Don't say I didn't warn everybody. This letter was published by the NYLJ on March 12, 1990, before adoption of required CLE:

To the Editor

A Nay to Required Formal CLE

I add my name to those who oppose mandatory continuing legal education, but do so for a reason sometimes overlooked by those addressing the subject. Most attention has been focused upon the “mandatory” nature of the program, with some proponents publicly applauding their ability to overcome their aversion to “the dreaded “m” word.” While I too share that aversion, and have not yet overcome it, my greater concern is with the silent “f” word. What we are really dealing with here is mandatory formal continuing legal education.

There really are attorneys who continue their legal education, and on a continuous basis, by informal means – reading the decisions and columns in the Law Journal relevant to their area of practice, devouring advance sheets as they issue, keeping up with changes in statutory provisions, yes, even reading law review articles. They do this at great expense to the worship of that almighty god “billable time.” To those attorneys, MFCLE would be a real and, for most part, unnecessary hardship.

Obviously, the amount of time such lawyers can devote to their informal continuing legal education will be reduced by their need to acquire “credit” in a formal educational setting. Yet, such formal settings are often inferior to individual study. The best of lecture series (and there are some excellent ones around) must, to address a broader audience, involve a more generalize presentation than is valuable to those who keep up with the law, requiring those attorneys to sit for hours in order to hear two or three pearls of which they were unaware. MCLE thus does not merely exert pressure upon those who do not keep up with the law to do so, but also exerts pressure upon those who do keep up with the law informally to do so in a less satisfactory way. I fear that MCLE will result in placing a jurisprudential imprimatur on mediocrity.
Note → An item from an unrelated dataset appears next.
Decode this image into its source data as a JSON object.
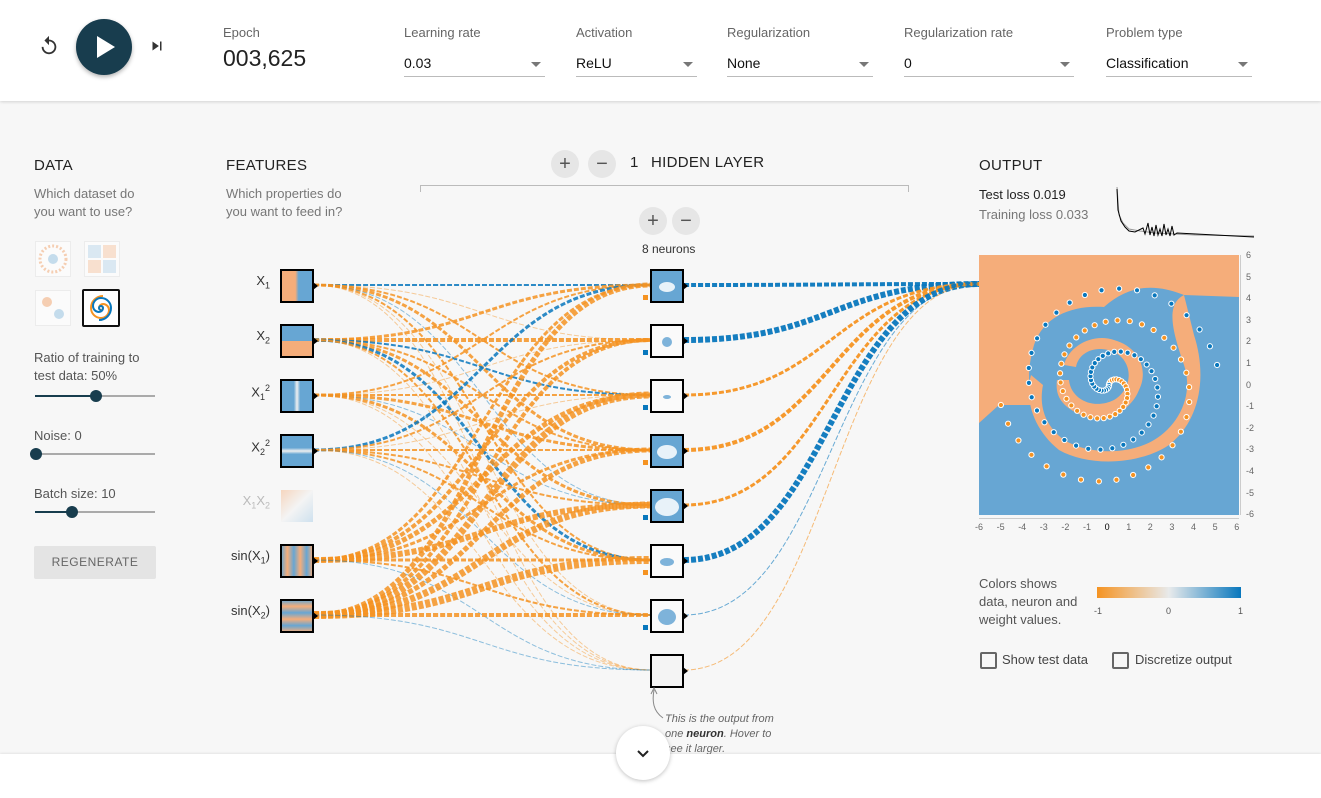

The source of this difficulty is that the versions of MCLE that I have seen do not measure knowledge or education, but time spent in verifiable educational settings. Those who choose not to educate themselves voluntarily will find ways to avoid true education (many are the “programs” that amount to no more than a regurgitation of “war stories”). Those who seek to better their understanding of the law will do so without the assistance of MCLE. The program is at best a placebo, and at worst an imposition by those (including some who have vested interests) who would without warrant glorify institutionalized educational programs over individual informal study. I SAY NAY.